I pull into our street, park the car, shut off the engine. Learn back against the seat, inhale deeply. It smells musty, with hints of old coffee and the earthy smell of oil paint. When I close my eyes, I do the other necessary maths - twenty and twenty-five. Thirty-two and thirty-seven. Ninety-one and ninety six.
And really, Caddy is right.
It's not so big at all.
XXX
It is much later when I think about it again, huddled in my room with a thick book about a time long ago, a carefully lit candle filling my room with a warm glow and the scent of cinnamon. Dad snores down the hall, the sound soft and steady. Mum's shed light is still on, but I suspect she has dozed off hours ago. I think about Caddy and Michael and the cozy flat and the growing number of children. I think mostly about Caddy, though, and the way she smiles when Buttercup makes her a picture. The way she cradles Jassy when she crawls into her lap. The way June gives her sloppy kisses. The way she can look at Michael like he is the only one in the world.
The way that she has created all we had in the Banana House when we were small - all that and more. I try to imagine me when I am Caddy's age, with some difficulty, because I have never been certain if I would want children of my own.

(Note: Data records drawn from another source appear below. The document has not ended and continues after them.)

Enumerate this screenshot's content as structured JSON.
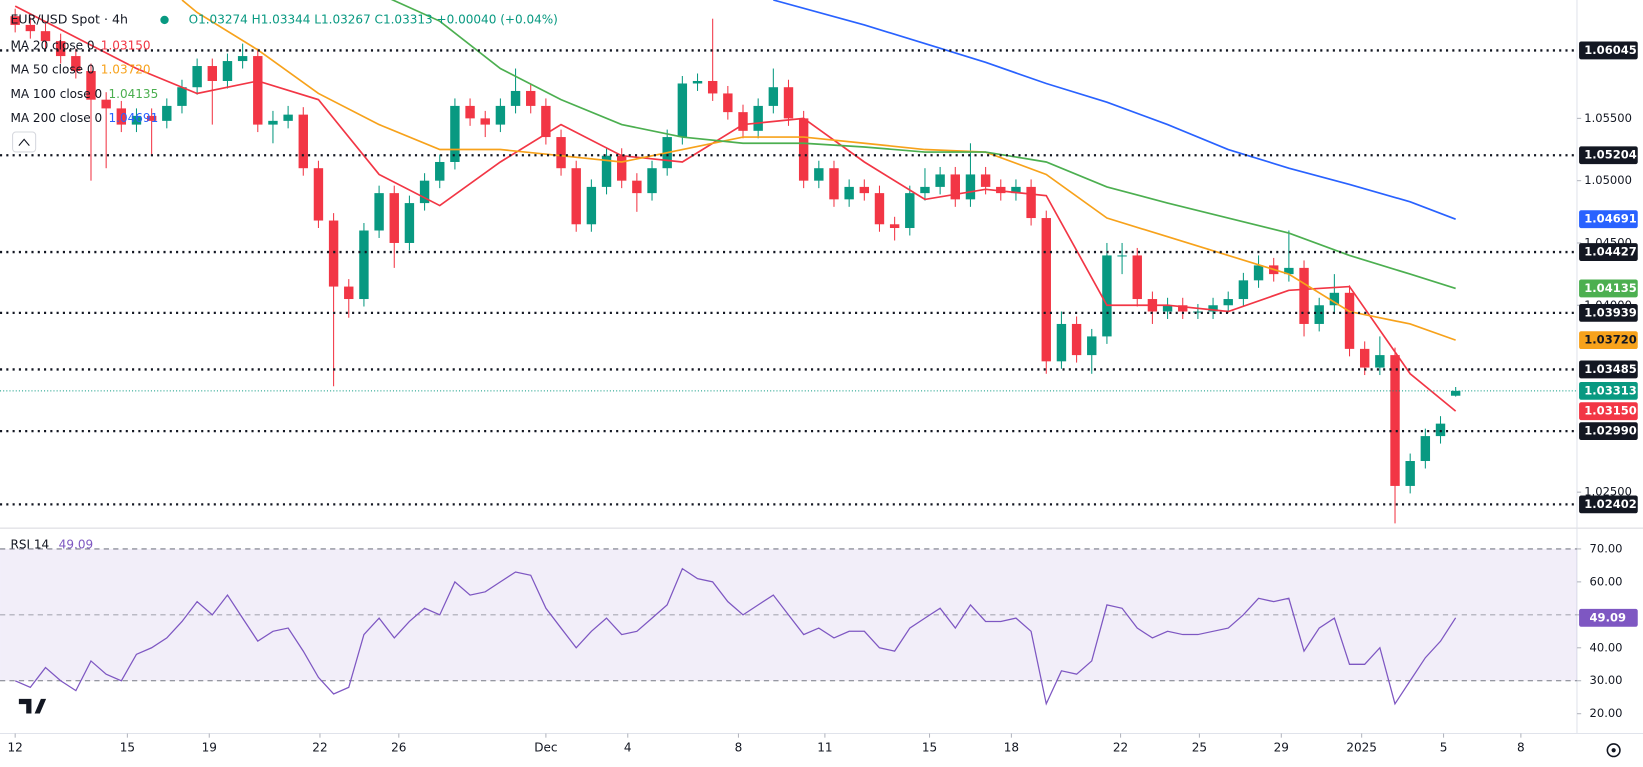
{
  "chart_data": [
    {
      "type": "candlestick",
      "title": "EUR/USD Spot · 4h",
      "quote": "O1.03274 H1.03344 L1.03267 C1.03313 +0.00040 (+0.04%)",
      "up_color": "#089981",
      "down_color": "#f23645",
      "xlim": [
        -1,
        103
      ],
      "ylim": [
        1.0222,
        1.0645
      ],
      "yticks": [
        {
          "value": 1.055,
          "label": "1.05500"
        },
        {
          "value": 1.05,
          "label": "1.05000"
        },
        {
          "value": 1.045,
          "label": "1.04500"
        },
        {
          "value": 1.04,
          "label": "1.04000"
        },
        {
          "value": 1.025,
          "label": "1.02500"
        }
      ],
      "levels": [
        1.06045,
        1.05204,
        1.04427,
        1.03939,
        1.03485,
        {
          "value": 1.0299,
          "label": "1.02990"
        },
        1.02402
      ],
      "candles": [
        [
          1.0632,
          1.0638,
          1.0619,
          1.0625
        ],
        [
          1.0625,
          1.0631,
          1.0614,
          1.062
        ],
        [
          1.062,
          1.0626,
          1.0606,
          1.0612
        ],
        [
          1.0612,
          1.0618,
          1.0594,
          1.06
        ],
        [
          1.06,
          1.0606,
          1.0582,
          1.0588
        ],
        [
          1.0588,
          1.0594,
          1.05,
          1.0565
        ],
        [
          1.0565,
          1.0571,
          1.051,
          1.0558
        ],
        [
          1.0558,
          1.0564,
          1.0539,
          1.0545
        ],
        [
          1.0545,
          1.0558,
          1.0539,
          1.0552
        ],
        [
          1.0552,
          1.0558,
          1.052,
          1.0548
        ],
        [
          1.0548,
          1.0566,
          1.0542,
          1.056
        ],
        [
          1.056,
          1.0581,
          1.0554,
          1.0575
        ],
        [
          1.0575,
          1.0598,
          1.0569,
          1.0592
        ],
        [
          1.0592,
          1.0598,
          1.0545,
          1.058
        ],
        [
          1.058,
          1.0602,
          1.0574,
          1.0596
        ],
        [
          1.0596,
          1.061,
          1.059,
          1.06
        ],
        [
          1.06,
          1.0606,
          1.0539,
          1.0545
        ],
        [
          1.0545,
          1.0556,
          1.053,
          1.0548
        ],
        [
          1.0548,
          1.056,
          1.0542,
          1.0553
        ],
        [
          1.0553,
          1.0559,
          1.0504,
          1.051
        ],
        [
          1.051,
          1.0516,
          1.0462,
          1.0468
        ],
        [
          1.0468,
          1.0474,
          1.0335,
          1.0415
        ],
        [
          1.0415,
          1.0421,
          1.039,
          1.0405
        ],
        [
          1.0405,
          1.0466,
          1.0399,
          1.046
        ],
        [
          1.046,
          1.0496,
          1.0454,
          1.049
        ],
        [
          1.049,
          1.0496,
          1.043,
          1.045
        ],
        [
          1.045,
          1.0488,
          1.0444,
          1.0482
        ],
        [
          1.0482,
          1.0506,
          1.0476,
          1.05
        ],
        [
          1.05,
          1.0521,
          1.0494,
          1.0515
        ],
        [
          1.0515,
          1.0566,
          1.0509,
          1.056
        ],
        [
          1.056,
          1.0566,
          1.0544,
          1.055
        ],
        [
          1.055,
          1.0556,
          1.0535,
          1.0545
        ],
        [
          1.0545,
          1.0566,
          1.0539,
          1.056
        ],
        [
          1.056,
          1.059,
          1.0554,
          1.0572
        ],
        [
          1.0572,
          1.0578,
          1.0554,
          1.056
        ],
        [
          1.056,
          1.0566,
          1.0529,
          1.0535
        ],
        [
          1.0535,
          1.0541,
          1.0504,
          1.051
        ],
        [
          1.051,
          1.0516,
          1.0459,
          1.0465
        ],
        [
          1.0465,
          1.0501,
          1.0459,
          1.0495
        ],
        [
          1.0495,
          1.0526,
          1.0489,
          1.052
        ],
        [
          1.052,
          1.0526,
          1.0494,
          1.05
        ],
        [
          1.05,
          1.0506,
          1.0475,
          1.049
        ],
        [
          1.049,
          1.0516,
          1.0484,
          1.051
        ],
        [
          1.051,
          1.0541,
          1.0504,
          1.0535
        ],
        [
          1.0535,
          1.0584,
          1.0529,
          1.0578
        ],
        [
          1.0578,
          1.0586,
          1.0572,
          1.058
        ],
        [
          1.058,
          1.063,
          1.0564,
          1.057
        ],
        [
          1.057,
          1.0576,
          1.0549,
          1.0555
        ],
        [
          1.0555,
          1.0561,
          1.0534,
          1.054
        ],
        [
          1.054,
          1.0566,
          1.0534,
          1.056
        ],
        [
          1.056,
          1.059,
          1.0554,
          1.0575
        ],
        [
          1.0575,
          1.0581,
          1.0544,
          1.055
        ],
        [
          1.055,
          1.0556,
          1.0494,
          1.05
        ],
        [
          1.05,
          1.0516,
          1.0494,
          1.051
        ],
        [
          1.051,
          1.0516,
          1.0479,
          1.0485
        ],
        [
          1.0485,
          1.0501,
          1.0479,
          1.0495
        ],
        [
          1.0495,
          1.0501,
          1.0484,
          1.049
        ],
        [
          1.049,
          1.0496,
          1.0459,
          1.0465
        ],
        [
          1.0465,
          1.0471,
          1.0452,
          1.0462
        ],
        [
          1.0462,
          1.0496,
          1.0456,
          1.049
        ],
        [
          1.049,
          1.051,
          1.0484,
          1.0495
        ],
        [
          1.0495,
          1.0511,
          1.0489,
          1.0505
        ],
        [
          1.0505,
          1.0511,
          1.0479,
          1.0485
        ],
        [
          1.0485,
          1.053,
          1.0479,
          1.0505
        ],
        [
          1.0505,
          1.0511,
          1.0489,
          1.0495
        ],
        [
          1.0495,
          1.0501,
          1.0484,
          1.049
        ],
        [
          1.049,
          1.0501,
          1.0484,
          1.0495
        ],
        [
          1.0495,
          1.0501,
          1.0464,
          1.047
        ],
        [
          1.047,
          1.0476,
          1.0345,
          1.0355
        ],
        [
          1.0355,
          1.0395,
          1.0349,
          1.0385
        ],
        [
          1.0385,
          1.0391,
          1.0354,
          1.036
        ],
        [
          1.036,
          1.0381,
          1.0345,
          1.0375
        ],
        [
          1.0375,
          1.045,
          1.0369,
          1.044
        ],
        [
          1.044,
          1.045,
          1.0425,
          1.044
        ],
        [
          1.044,
          1.0446,
          1.0399,
          1.0405
        ],
        [
          1.0405,
          1.0411,
          1.0385,
          1.0395
        ],
        [
          1.0395,
          1.0406,
          1.0389,
          1.04
        ],
        [
          1.04,
          1.0406,
          1.0389,
          1.0395
        ],
        [
          1.0395,
          1.0401,
          1.0389,
          1.0395
        ],
        [
          1.0395,
          1.0406,
          1.0389,
          1.04
        ],
        [
          1.04,
          1.0411,
          1.0394,
          1.0405
        ],
        [
          1.0405,
          1.0426,
          1.0399,
          1.042
        ],
        [
          1.042,
          1.044,
          1.0414,
          1.0432
        ],
        [
          1.0432,
          1.0438,
          1.0419,
          1.0425
        ],
        [
          1.0425,
          1.046,
          1.0419,
          1.043
        ],
        [
          1.043,
          1.0436,
          1.0375,
          1.0385
        ],
        [
          1.0385,
          1.0406,
          1.0379,
          1.04
        ],
        [
          1.04,
          1.0425,
          1.0394,
          1.041
        ],
        [
          1.041,
          1.0416,
          1.0359,
          1.0365
        ],
        [
          1.0365,
          1.0371,
          1.0344,
          1.035
        ],
        [
          1.035,
          1.0375,
          1.0344,
          1.036
        ],
        [
          1.036,
          1.0366,
          1.0225,
          1.0255
        ],
        [
          1.0255,
          1.0281,
          1.0249,
          1.0275
        ],
        [
          1.0275,
          1.0301,
          1.0269,
          1.0295
        ],
        [
          1.0295,
          1.0311,
          1.0289,
          1.0305
        ],
        [
          1.03274,
          1.03344,
          1.03267,
          1.03313
        ]
      ],
      "series": [
        {
          "name": "MA 20 close 0",
          "color": "#f23645",
          "last_label": "1.03150",
          "x": [
            0,
            4,
            8,
            12,
            16,
            20,
            24,
            28,
            32,
            36,
            40,
            44,
            48,
            52,
            56,
            60,
            64,
            68,
            72,
            76,
            80,
            84,
            88,
            92,
            95
          ],
          "values": [
            1.064,
            1.0615,
            1.059,
            1.057,
            1.058,
            1.0565,
            1.0505,
            1.048,
            1.0515,
            1.0545,
            1.052,
            1.0515,
            1.0545,
            1.055,
            1.0515,
            1.0485,
            1.0493,
            1.0488,
            1.04,
            1.04,
            1.0395,
            1.0412,
            1.0415,
            1.0345,
            1.0315
          ]
        },
        {
          "name": "MA 50 close 0",
          "color": "#f7a21b",
          "last_label": "1.03720",
          "x": [
            11,
            12,
            16,
            20,
            24,
            28,
            32,
            36,
            40,
            44,
            48,
            52,
            56,
            60,
            64,
            68,
            72,
            76,
            80,
            84,
            88,
            92,
            95
          ],
          "values": [
            1.0645,
            1.0635,
            1.0605,
            1.057,
            1.0545,
            1.0525,
            1.0525,
            1.052,
            1.0515,
            1.0525,
            1.0535,
            1.0535,
            1.053,
            1.0525,
            1.0523,
            1.0505,
            1.047,
            1.0455,
            1.044,
            1.0425,
            1.0395,
            1.0385,
            1.0372
          ]
        },
        {
          "name": "MA 100 close 0",
          "color": "#4caf50",
          "last_label": "1.04135",
          "x": [
            24,
            28,
            32,
            36,
            40,
            44,
            48,
            52,
            56,
            60,
            64,
            68,
            72,
            76,
            80,
            84,
            88,
            92,
            95
          ],
          "values": [
            1.065,
            1.0628,
            1.059,
            1.0565,
            1.0545,
            1.0535,
            1.053,
            1.053,
            1.0527,
            1.0523,
            1.0523,
            1.0515,
            1.0495,
            1.0482,
            1.047,
            1.0458,
            1.044,
            1.0425,
            1.04135
          ]
        },
        {
          "name": "MA 200 close 0",
          "color": "#2962ff",
          "last_label": "1.04691",
          "x": [
            50,
            56,
            60,
            64,
            68,
            72,
            76,
            80,
            84,
            88,
            92,
            95
          ],
          "values": [
            1.0645,
            1.0625,
            1.061,
            1.0595,
            1.0578,
            1.0563,
            1.0545,
            1.0525,
            1.051,
            1.0497,
            1.0483,
            1.04691
          ]
        }
      ]
    },
    {
      "type": "line",
      "title": "RSI 14",
      "xlim": [
        -1,
        103
      ],
      "ylim": [
        14,
        76
      ],
      "band": [
        30,
        70
      ],
      "yticks": [
        {
          "value": 70,
          "label": "70.00"
        },
        {
          "value": 60,
          "label": "60.00"
        },
        {
          "value": 50,
          "label": "50.00"
        },
        {
          "value": 40,
          "label": "40.00"
        },
        {
          "value": 30,
          "label": "30.00"
        },
        {
          "value": 20,
          "label": "20.00"
        }
      ],
      "xticks": [
        {
          "value": 0,
          "label": "12"
        },
        {
          "value": 7.4,
          "label": "15"
        },
        {
          "value": 12.8,
          "label": "19"
        },
        {
          "value": 20.1,
          "label": "22"
        },
        {
          "value": 25.3,
          "label": "26"
        },
        {
          "value": 35,
          "label": "Dec"
        },
        {
          "value": 40.4,
          "label": "4"
        },
        {
          "value": 47.7,
          "label": "8"
        },
        {
          "value": 53.4,
          "label": "11"
        },
        {
          "value": 60.3,
          "label": "15"
        },
        {
          "value": 65.7,
          "label": "18"
        },
        {
          "value": 72.9,
          "label": "22"
        },
        {
          "value": 78.1,
          "label": "25"
        },
        {
          "value": 83.5,
          "label": "29"
        },
        {
          "value": 88.8,
          "label": "2025"
        },
        {
          "value": 94.2,
          "label": "5"
        },
        {
          "value": 99.3,
          "label": "8"
        }
      ],
      "series": [
        {
          "name": "RSI 14",
          "color": "#7e57c2",
          "values": [
            30,
            28,
            34,
            30,
            27,
            36,
            32,
            30,
            38,
            40,
            43,
            48,
            54,
            50,
            56,
            49,
            42,
            45,
            46,
            39,
            31,
            26,
            28,
            44,
            49,
            43,
            48,
            52,
            50,
            60,
            56,
            57,
            60,
            63,
            62,
            52,
            46,
            40,
            45,
            49,
            44,
            45,
            49,
            53,
            64,
            61,
            60,
            54,
            50,
            53,
            56,
            50,
            44,
            46,
            43,
            45,
            45,
            40,
            39,
            46,
            49,
            52,
            46,
            53,
            48,
            48,
            49,
            45,
            23,
            33,
            32,
            36,
            53,
            52,
            46,
            43,
            45,
            44,
            44,
            45,
            46,
            50,
            55,
            54,
            55,
            39,
            46,
            49,
            35,
            35,
            40,
            23,
            30,
            37,
            42,
            49.09
          ]
        }
      ]
    }
  ]
}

I love my nieces and nephew dearly, but I also love giving them back.
XXX
I wake up suddenly, the book pages crumbled beneath my cheek (I will need to flatten them before depositing it back at the library), blow out my candle, and watch the wisps of smoke rise in the darkness.
A cat.
A cat will do.
A cat, a smoky, dark little shadow, with wide golden eyes.
Yes, a cat and a cozy cottage, filled with books and paints and wide blank walls ready for bursts of imagination. And of course, never silent, because there will be a guitar and someone lovely to play it.
And then I am digging for my mobile, buried in tangles of blanket, and typing a text so quickly that I don't even take a moment to consider it.
Cats or dogs? Which do you like more?
My heart rattles in my chest, a caged butterfly. I throw my phone across the room and hide my face in my pillow.
But it is only moments before it is humming loudly against the carpet. I scamper out of bed to retrieve it, flicking open the screen.
Dogs.
Bloody hell.
I should not listen to Caddy. Love is foolish, really, and look how long it took her to get things with Michael right.
But then -
It's such a nice night here, the kind that makes me think of you. I am thinking of all the paints I would need to make the sky. You've ruined me, Permanent Rose. I never meant to see the world in so many colors.
Oh.
Oh!
Perhaps, then, a dog would work quite nicely after all.